Typisch für den Okklusionsprozess eines Tiefdruckgebietes konzentrierten sich die höchsten Niederschlagsmengen um den Okklusionspunkt. Da das Frontensystem verhältnismäßig milde Meeresluft transportierte, glitt diese auf die dichtere und kältere Kontinentalluft Osteuropas auf. In der Folge kam es durch die somit entstandenen Hebungsprozesse zu den erwähnten Schneefällen, die bei der Passage der Okklusionsfront teilweise in gefrierenden Regen übergingen. In der Stadt Kiew z.B. wuchs dadurch die Schneedecke trotz der eingeflossenen milderen Luft von 24 cm am Vortag auf 29 cm an. Innerhalb von 12 Stunden zwischen 07 Uhr und 19 Uhr MEZ fiel dort eine Niederschlagsmenge von 8 l/m². Westrussland gelangte im Tagesverlauf auch in den Einflussbereich der Fronten, wobei die Niederschlagsmengen, wie in Smolensk mit 4 l/m² innerhalb von 12 Stunden, etwas geringer ausfielen.

Während die Verlagerungsgeschwindigkeit der Zyklone im Tagesverlauf deutlich zurückging, begann sich das Tief zu teilen. Bis zum Morgen des 1. Februar konnten zwei Tiefkerne über Skandinavien lokalisiert werden. Das Zentrum LENNART I wurde knapp vor der norwegischen Küste bei Tromsö mit einem Druck von etwa 975 hPa analysiert. Das Zentrum LENNART II, dessen Druck ca. 980 hPa betrug, befand sich an der Nordküste des Bottnischen Meerbusens direkt an der Grenze zwischen Schweden und Finnland. Während Tief LENNART II frontenlos war, besaß das erste Zentrum ein umfangreiches Frontensystem. Das Frontensystem des Tiefs LENNART I setzte sich hingegen aus einer langgestreckten Okklusionsfront zusammen, die sich zunächst hakenförmig wenige Hundert Kilometer um Nordskandinavien herum bis zur russischen Stadt Archangelsk erstreckte. Von dort aus reichte sie in süd- bis südwestlicher Richtung über Moskau und die Halbinsel Krim bis zur nordwesttürkischen Schwarzmeerküste. Zudem spaltete sich eine Warmfront von der Okklusion ab. Diese reichte von der Mitte eines gedachten Dreiecks zwischen dem Nordkap, Spitzbergen und der russischen Insel Nowaja Semlja bis zur Jenesseieinmündung in die Karasee.
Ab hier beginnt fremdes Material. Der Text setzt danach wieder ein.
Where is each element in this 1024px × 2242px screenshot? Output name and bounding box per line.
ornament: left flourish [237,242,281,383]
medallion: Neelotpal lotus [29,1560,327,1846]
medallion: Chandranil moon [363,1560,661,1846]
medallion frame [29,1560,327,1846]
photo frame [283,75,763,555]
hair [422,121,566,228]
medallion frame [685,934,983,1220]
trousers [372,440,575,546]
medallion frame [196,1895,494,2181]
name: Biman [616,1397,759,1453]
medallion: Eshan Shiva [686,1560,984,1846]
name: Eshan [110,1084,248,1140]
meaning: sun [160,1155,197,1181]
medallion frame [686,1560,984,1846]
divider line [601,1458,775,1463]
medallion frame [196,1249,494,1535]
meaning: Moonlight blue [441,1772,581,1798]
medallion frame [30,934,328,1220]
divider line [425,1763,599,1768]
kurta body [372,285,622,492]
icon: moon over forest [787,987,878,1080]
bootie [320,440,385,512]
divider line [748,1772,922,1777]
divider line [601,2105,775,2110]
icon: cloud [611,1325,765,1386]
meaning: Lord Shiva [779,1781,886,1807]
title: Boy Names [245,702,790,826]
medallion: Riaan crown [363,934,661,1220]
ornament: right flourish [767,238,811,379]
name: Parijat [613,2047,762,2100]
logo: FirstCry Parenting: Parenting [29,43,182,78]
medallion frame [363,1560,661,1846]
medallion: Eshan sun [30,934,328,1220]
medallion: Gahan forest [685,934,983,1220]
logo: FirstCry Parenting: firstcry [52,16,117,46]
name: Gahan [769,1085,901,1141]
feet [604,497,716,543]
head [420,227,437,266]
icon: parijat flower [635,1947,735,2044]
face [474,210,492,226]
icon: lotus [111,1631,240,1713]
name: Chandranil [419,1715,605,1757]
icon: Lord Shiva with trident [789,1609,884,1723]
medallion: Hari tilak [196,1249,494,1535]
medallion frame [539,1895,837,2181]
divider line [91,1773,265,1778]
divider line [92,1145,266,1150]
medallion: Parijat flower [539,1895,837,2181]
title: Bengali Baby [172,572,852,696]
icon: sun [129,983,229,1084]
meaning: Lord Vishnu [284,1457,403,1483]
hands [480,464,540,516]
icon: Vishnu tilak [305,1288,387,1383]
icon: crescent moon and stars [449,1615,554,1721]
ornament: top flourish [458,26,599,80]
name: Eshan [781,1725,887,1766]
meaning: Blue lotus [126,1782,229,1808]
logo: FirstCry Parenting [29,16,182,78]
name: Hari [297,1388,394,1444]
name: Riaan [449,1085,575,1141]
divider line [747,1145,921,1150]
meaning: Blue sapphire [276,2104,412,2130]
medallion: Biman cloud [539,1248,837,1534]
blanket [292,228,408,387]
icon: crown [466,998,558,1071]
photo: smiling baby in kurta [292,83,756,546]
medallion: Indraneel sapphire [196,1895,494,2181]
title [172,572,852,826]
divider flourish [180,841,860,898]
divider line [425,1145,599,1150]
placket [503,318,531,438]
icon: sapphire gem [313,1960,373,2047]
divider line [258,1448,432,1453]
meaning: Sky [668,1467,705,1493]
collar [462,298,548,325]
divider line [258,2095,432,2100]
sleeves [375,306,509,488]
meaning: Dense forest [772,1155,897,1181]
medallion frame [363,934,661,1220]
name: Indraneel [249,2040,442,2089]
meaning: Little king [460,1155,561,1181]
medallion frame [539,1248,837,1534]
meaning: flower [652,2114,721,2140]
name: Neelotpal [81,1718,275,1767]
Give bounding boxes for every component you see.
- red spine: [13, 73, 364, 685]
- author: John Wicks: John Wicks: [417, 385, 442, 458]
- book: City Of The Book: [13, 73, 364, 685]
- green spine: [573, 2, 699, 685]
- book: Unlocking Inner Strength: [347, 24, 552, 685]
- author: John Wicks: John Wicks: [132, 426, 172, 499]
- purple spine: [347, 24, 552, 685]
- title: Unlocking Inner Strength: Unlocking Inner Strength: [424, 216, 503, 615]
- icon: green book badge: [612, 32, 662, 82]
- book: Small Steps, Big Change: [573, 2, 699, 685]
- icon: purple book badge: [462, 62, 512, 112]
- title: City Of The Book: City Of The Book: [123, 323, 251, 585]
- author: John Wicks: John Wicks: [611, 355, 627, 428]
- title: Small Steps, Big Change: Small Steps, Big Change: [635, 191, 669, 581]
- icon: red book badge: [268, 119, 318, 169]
An der Okklusionsfront hielten die überwiegend leichten Aufgleitschneefälle an, wobei sich der Schwerpunkt auf den Nordwesten Russlands konzentrierte. Auf der Rückseite der Okklusion gab es hingegen Schnee- und Regenschauer, die am frühen Morgen das Wettergeschehen in Weißrussland dominierten. Aufgrund der Schneefälle wurden im westlichen Russland bis zum folgenden Tag meist Niederschlagsmengen um 1 bis 2 l/m² ermittelt. An einzelnen Stationen, wie z.B. in St. Petersburg, konnten 4 l/m² oder etwas mehr registriert werden.

Im Tagesverlauf schwächten sich beide Tiefs weiter ab, wobei sich die Teilzyklone LENNART II auflöste. So wurde am Morgen des 2. Februar das Tief LENNART I in LENNART umbenannt und mit einem Kerndruck von etwa 985 hPa über der mittelnorwegischen Westküste analysiert. Das Frontensystem setzte sich zu diesem Zeitpunkt aus einer Okklusionsfront zusammen, die sich zunächst parallel zur norwegischen Westküste nach Norden erstreckte. Anschließend reichte sie nach Süden und Südosten über St. Petersburg, Moskau und Wolgograd bis über den Analysebereich der Berliner Wetterkarte hinaus. Daneben besaß das Tief eine Warmfront, die sich zwischen dem Nordkap und Spitzbergen an die Okklusion anschloss und nach Osten über den Analysebereich hinaus reichte. In Perm wurde am 2. Februar unter dem Einfluss der Okklusion eine Höchsttemperatur von -6°C bestimmt. Einen Tag später, als es hinter der Front wieder aufklarte, fiel der Tageshöchstwert auf -9°C zurück.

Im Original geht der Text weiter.